Gustave éclate d'un grand rire nerveux :
- Une colère, ça, une colère ! Tu n'as encore rien vu. Avec un bon fusil j'aurais tiré ces culs blancs comme à la chasse. Si j'attrape le marchand de merde qui organise ses croisières devant la maison je... Je ! Sans parler de cette feuille de choux..
Gustave prend un paquet de lettres sur une petite tables et quelques journeaux qu'il brandit :
... Je ne sais pas quoi, "Je suis partout", voilà, "Je suis partout", qui, depuis plusieurs semaines déjà, publie ma vie comme si je la racontais ! Je ne sais pas qui renseigne ce chiffonnier, ce Frichet-Reynaud ...
Gustave imite un mondain précieux et effectue un ridicule petit pas de danse :
... Maurice Frichet-Reynaud... Ce que je sais c'est qu'il est diablement informé.
Suzanne :
- Faut pas prêter attention Monsieur Gustave.
Gustave :
- Tu en as de bonnes, les journaux n'ont jamais tant vendu que depuis la mort de George Sand. Tu penses, le tout Paris littéraire était présent aux funérailles de mon pauvre maître, mon chagrin ne pouvait pas échapper à ces rapaces de journalistes...
Gustave saisit un journal sur une pile, le déplie et en lit le grand titre :
... L'Eveil de France : "Gustave Flaubert en larme ! Notre grand écrivain sera peut-être le prochain nom à graver sur la plaque des disparus".

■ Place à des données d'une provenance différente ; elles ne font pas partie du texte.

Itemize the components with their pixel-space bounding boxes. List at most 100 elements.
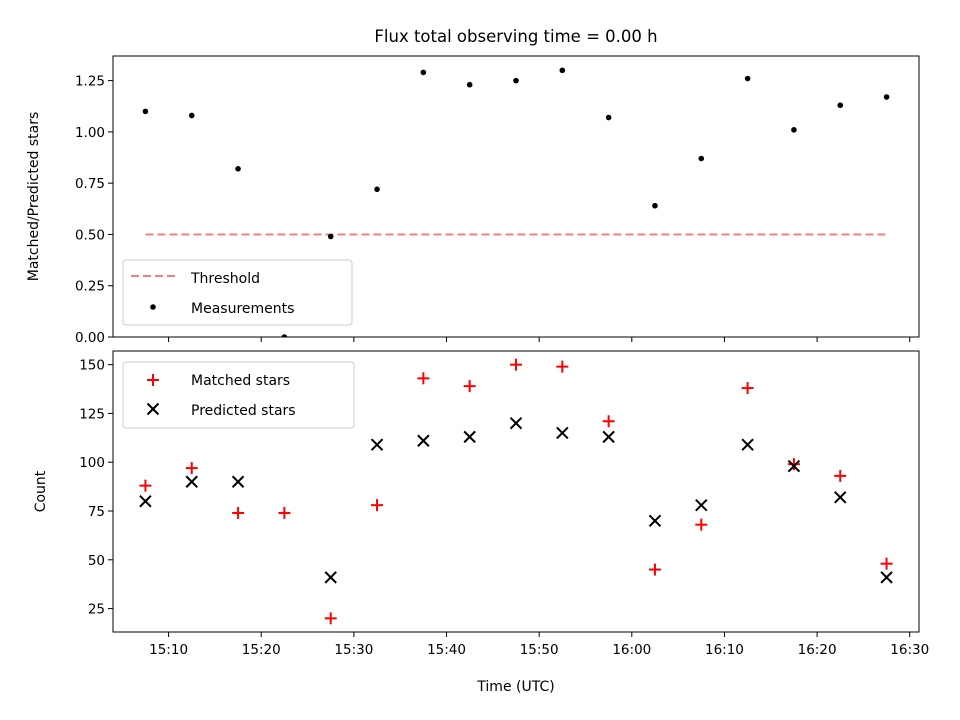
x-tick: 15:50 (520, 632, 559, 658)
x-tick-label: 15:10 (149, 642, 188, 658)
measurement-point (327, 233, 334, 240)
measurement-point (744, 75, 751, 82)
measurement-point (188, 112, 195, 119)
y-tick: 125 (79, 406, 113, 422)
measurement-point (374, 186, 380, 193)
x-tick: 15:30 (334, 632, 373, 658)
x-tick: 16:10 (705, 632, 744, 658)
measurement-point (281, 334, 288, 337)
x-tick-label: 15:50 (520, 642, 559, 658)
legend-measurements-label: Measurements (191, 301, 294, 317)
y-tick-label: 25 (88, 602, 105, 618)
x-tick: 16:30 (890, 632, 929, 658)
y-tick-label: 50 (88, 553, 105, 569)
predicted-stars-point (324, 571, 337, 584)
predicted-stars-point (880, 571, 893, 584)
x-tick: 15:10 (149, 632, 188, 658)
y-tick: 50 (88, 553, 113, 569)
y-tick-label: 75 (88, 504, 105, 520)
x-tick: 16:00 (612, 632, 651, 658)
bottom-panel: 25 50 75 100 125 150 15:10 15:20 15:30 15:40 15:50… (33, 350, 929, 658)
matched-stars-point (463, 380, 476, 393)
measurement-point (791, 127, 797, 133)
predicted-stars-point (417, 434, 430, 447)
predicted-stars-point (139, 495, 152, 508)
y-tick: 0.50 (75, 227, 113, 243)
x-tick: 16:20 (798, 632, 837, 658)
predicted-stars-point (602, 430, 615, 444)
x-tick-label: 16:20 (798, 642, 837, 658)
y-tick-label: 0.00 (75, 330, 105, 346)
y-tick: 1.00 (75, 125, 113, 141)
matched-stars-point (556, 360, 569, 373)
measurement-point (559, 67, 566, 74)
x-tick-label: 16:10 (705, 642, 744, 658)
matched-stars-point (510, 358, 522, 371)
x-tick-label: 16:30 (890, 642, 929, 658)
predicted-stars-point (741, 438, 754, 451)
matched-stars-point (787, 458, 800, 471)
x-tick-label: 15:30 (334, 642, 373, 658)
legend: Matched stars Predicted stars (122, 361, 355, 429)
y-tick: 1.25 (75, 74, 113, 90)
chart-title: Flux total observing time = 0.00 h (374, 27, 657, 46)
predicted-stars-point (463, 430, 476, 444)
axes-frame (112, 350, 920, 633)
matched-stars-point (324, 612, 337, 625)
legend-threshold-label: Threshold (190, 271, 260, 287)
y-tick: 0.00 (75, 330, 113, 346)
matched-stars-point (648, 563, 661, 576)
y-tick: 0.25 (75, 279, 113, 295)
y-tick-label: 125 (79, 406, 105, 422)
measurement-point (652, 202, 658, 209)
legend-matched-swatch (147, 374, 159, 386)
matched-stars-point (417, 372, 430, 385)
predicted-stars-point (695, 498, 708, 512)
y-tick-label: 1.00 (75, 125, 105, 141)
matched-stars-point (741, 382, 754, 395)
matched-stars-point (695, 518, 708, 531)
measurement-point (837, 102, 844, 109)
y-tick-label: 1.25 (75, 74, 105, 90)
y-tick-label: 100 (79, 455, 105, 471)
y-tick-label: 0.25 (75, 279, 105, 295)
matched-stars-point (139, 479, 152, 492)
measurement-point (605, 114, 612, 121)
measurement-point (142, 108, 149, 115)
measurement-point (235, 166, 241, 172)
matched-stars-point (278, 506, 291, 519)
measurement-point (883, 94, 890, 100)
matched-stars-point (185, 462, 198, 475)
matched-stars-point (834, 469, 847, 482)
y-axis-label: Matched/Predicted stars (26, 112, 42, 282)
predicted-stars-point (556, 426, 569, 440)
matched-stars-point (602, 415, 615, 428)
legend: Threshold Measurements (122, 259, 353, 326)
y-axis-label: Count (33, 470, 49, 512)
top-panel: 0.00 0.25 0.50 0.75 1.00 1.25 Matched/Predicte… (26, 55, 920, 346)
legend-predicted-swatch (146, 402, 160, 416)
predicted-stars-point (648, 514, 662, 527)
legend-predicted-label: Predicted stars (191, 403, 296, 419)
y-tick: 0.75 (75, 176, 113, 192)
predicted-stars-point (231, 475, 245, 488)
matched-stars-point (232, 506, 245, 519)
x-axis-label: Time (UTC) (476, 679, 554, 695)
y-tick: 25 (88, 602, 113, 618)
measurement-point (466, 81, 473, 88)
y-tick-label: 0.75 (75, 176, 105, 192)
y-tick: 150 (79, 358, 113, 374)
legend-matched-label: Matched stars (191, 373, 290, 389)
predicted-stars-point (787, 459, 801, 473)
y-tick-label: 150 (79, 358, 105, 374)
x-tick-label: 15:40 (427, 642, 466, 658)
matched-stars-point (371, 499, 384, 512)
predicted-stars-point (834, 491, 847, 504)
y-tick-label: 0.50 (75, 227, 105, 243)
axes-frame (112, 55, 920, 338)
legend-measurements-swatch (150, 304, 156, 310)
matched-stars-point (880, 557, 893, 570)
x-tick: 15:40 (427, 632, 466, 658)
measurement-point (513, 77, 519, 84)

Puis il en déplie un autre :
- "Je suis partout" : "Flaubert, pleureuse d'enterrements, grand homme à louer !"
Il jette les journaux à travers la pièce.
Suzanne se précipite pour les ramasser :
- Julie semblait bien l'aimer votre ami boulhet. Elle me disait :" Quand Monsieur Bouilhet était là, Monsieur Gustave devenait plus gentil " . "Monsieur Louis rachetait de sa gentillesse les méchanceté de Monsieur Gustave." Qu'elle disait aussi.
Gustave :
- Je n'ai jamais été méchant avec Julie... Du moins je n'ai jamais voulu l'être, je la taquine, tout au plus, mais elle ne comprend pas, c'est comme toi et ça m'amuse. Putain de journaliste ..! Ils ont déjà dit des conneries mais là, je sens... Je suis certain que quelqu'un à Paris est passé à l'ennemi. Vois-tu, Suzanne, si j'avais été capable d'être jaloux de quelqu'un, je l'aurai été de Bouilhet. Le malheureux était désespéré parce ue sa famille l'avait renié quand il était jeune, la belle affaire. Sérieusement, il n'aurait pu avoir de plus belle consécration. Il y a comme ça des outrages qui vengent de tous les triomphes en retard et quand on fait cas de sa fierté, certains sifflets sont plus doux pour l'orgueil que des bravos. Là où il est, il ne manque plus de pain ni de temps pour achever ses poèmes. Il était un homme d'esprit perdu, il est devenu un paria mort.
Suzanne :
- Avec vous, les gens sont toujours dingués d'une drôle de manière.
Gustave :
- Nous adorions nous moquer des gens, des curistes surtout :
" Tu n'es qu'un vieillard sénile !"
" Que dis-tu ?"
" Et un incurable ! "
" Ah bon ? "
" Tu es misérable, ça fait peine à voir. "
" Comment ? "
" Allez, viens, on rentre à l'hospice ! "
" Quoi ? "
" Ah ! Quelle disgrâce, mon pauvre vieux ! Quelle disgrâce.. "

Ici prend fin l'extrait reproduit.